Stroke 9--which features Luke Esterkyn (vocals), John McDermott (guitar) and Eric Stock (drums)--first drew the acclaim of fans worldwide with the catchy 1999 pop-rock anthem “Little Black Backpack” and its head-nodding lyrics: “Don't wanna talk about it / I say why not? / Don't wanna think about it / I say there's got to be some good reason / For your little black backpack / Up, smack, turnaround he's on his back.”

While the band has since released 2002’s “Rip It Off” and the most recent release “All In,” which hit stores Nov. 9, Stroke 9 may be known more for its early hit than for anything else. And the band’s members fully understand.

“Probably more people know us as the band that played ‘Little Black Backpack’ than as Stroke 9,” said Stroke 9 singer Luke Esterkyn. “When you have a song that’s played on the radio a lot, and it’s your one hit that got big, more people recognize the song than the name of the band, which is what it is,” he said. Esterkyn attributed some of the lack of name recognition to the fact that songs are often played on the radio without the name of the band given to the listener.

Stroke 9’s latest album “All In” features a steady blend of rock and pop, with the album’s opener “How Am I Gonna Know” packed with enough catchy goodness to make it this year’s version of “Little Black Backpack.” “Words to Live By” seems like a semi-inspirational 2004/2005 version of the Baz Luhrmann’s anthem “Everybody’s Free (To Wear Sunscreen),” which somehow found its way into high-school graduation speeches every year following its 1998 release.

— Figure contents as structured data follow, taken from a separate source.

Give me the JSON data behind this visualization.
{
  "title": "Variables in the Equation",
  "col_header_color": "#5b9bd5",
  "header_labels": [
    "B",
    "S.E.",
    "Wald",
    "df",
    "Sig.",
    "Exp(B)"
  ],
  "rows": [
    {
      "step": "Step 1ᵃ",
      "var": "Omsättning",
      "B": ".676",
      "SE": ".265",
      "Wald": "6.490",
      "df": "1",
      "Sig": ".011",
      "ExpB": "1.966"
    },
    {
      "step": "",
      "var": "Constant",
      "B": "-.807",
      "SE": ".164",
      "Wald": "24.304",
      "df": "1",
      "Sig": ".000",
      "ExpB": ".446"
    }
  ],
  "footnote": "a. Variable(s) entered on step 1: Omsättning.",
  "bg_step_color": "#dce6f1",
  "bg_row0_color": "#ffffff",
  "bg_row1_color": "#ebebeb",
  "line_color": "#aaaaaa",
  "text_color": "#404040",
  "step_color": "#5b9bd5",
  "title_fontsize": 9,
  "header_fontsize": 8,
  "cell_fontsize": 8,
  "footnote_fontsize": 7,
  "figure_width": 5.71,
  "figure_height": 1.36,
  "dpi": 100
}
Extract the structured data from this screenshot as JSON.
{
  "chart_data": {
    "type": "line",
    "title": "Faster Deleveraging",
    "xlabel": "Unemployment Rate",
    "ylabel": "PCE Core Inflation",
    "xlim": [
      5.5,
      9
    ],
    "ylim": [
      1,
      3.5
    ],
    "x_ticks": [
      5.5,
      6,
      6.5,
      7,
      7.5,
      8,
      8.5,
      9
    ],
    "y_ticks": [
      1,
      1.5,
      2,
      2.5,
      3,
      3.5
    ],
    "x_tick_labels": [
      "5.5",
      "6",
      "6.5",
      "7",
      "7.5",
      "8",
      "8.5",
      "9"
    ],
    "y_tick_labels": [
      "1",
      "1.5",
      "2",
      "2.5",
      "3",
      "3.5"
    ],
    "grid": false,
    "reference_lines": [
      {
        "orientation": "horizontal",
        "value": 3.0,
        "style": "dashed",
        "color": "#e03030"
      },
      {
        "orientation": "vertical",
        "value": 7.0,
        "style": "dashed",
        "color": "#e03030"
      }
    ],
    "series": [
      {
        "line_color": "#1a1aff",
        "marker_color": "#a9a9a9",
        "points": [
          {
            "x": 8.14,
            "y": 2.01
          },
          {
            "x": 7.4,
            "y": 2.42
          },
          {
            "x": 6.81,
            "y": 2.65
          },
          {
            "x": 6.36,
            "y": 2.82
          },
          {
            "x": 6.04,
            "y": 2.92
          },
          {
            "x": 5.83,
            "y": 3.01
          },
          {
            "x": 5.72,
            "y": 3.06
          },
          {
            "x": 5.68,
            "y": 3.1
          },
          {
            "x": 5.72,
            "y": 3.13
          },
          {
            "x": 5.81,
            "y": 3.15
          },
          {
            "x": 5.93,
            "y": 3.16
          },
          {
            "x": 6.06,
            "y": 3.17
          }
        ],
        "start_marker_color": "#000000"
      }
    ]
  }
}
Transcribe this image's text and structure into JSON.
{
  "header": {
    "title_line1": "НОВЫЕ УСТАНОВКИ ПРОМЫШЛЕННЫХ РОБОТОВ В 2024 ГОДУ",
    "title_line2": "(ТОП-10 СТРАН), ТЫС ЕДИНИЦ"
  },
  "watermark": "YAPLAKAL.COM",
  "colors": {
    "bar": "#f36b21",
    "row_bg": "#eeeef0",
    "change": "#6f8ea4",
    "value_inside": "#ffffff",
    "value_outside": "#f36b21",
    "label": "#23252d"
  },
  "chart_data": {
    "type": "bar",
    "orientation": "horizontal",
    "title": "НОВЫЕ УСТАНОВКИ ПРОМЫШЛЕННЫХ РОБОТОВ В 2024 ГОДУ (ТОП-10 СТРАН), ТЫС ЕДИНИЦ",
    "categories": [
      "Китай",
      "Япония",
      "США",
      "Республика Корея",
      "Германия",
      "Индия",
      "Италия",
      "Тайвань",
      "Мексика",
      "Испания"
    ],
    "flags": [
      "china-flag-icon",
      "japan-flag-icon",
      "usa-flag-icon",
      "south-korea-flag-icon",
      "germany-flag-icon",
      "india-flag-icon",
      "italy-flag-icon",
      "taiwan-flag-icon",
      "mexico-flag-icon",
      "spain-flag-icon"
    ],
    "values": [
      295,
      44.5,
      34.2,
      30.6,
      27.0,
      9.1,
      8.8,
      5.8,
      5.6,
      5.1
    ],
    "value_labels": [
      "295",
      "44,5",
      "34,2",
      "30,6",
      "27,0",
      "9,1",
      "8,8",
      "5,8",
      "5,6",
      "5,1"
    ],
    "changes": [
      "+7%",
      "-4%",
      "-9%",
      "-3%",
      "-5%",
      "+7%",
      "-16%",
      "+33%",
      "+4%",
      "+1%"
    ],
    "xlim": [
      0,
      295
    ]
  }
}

The low-key “Faux Gucci Girl” lightly mocks the fakeness of some of Hollywood’s females and the string-section laden “Set You Free” was written with the help of ex-Third Eye Blind guitarist Kevin Cadogan.

Though Stroke 9 hasn’t officially mapped out a tour itinerary for the months to follow, Esterkyn said that he and his band plan to tour with the popular pop act Sister Hazel in the near future.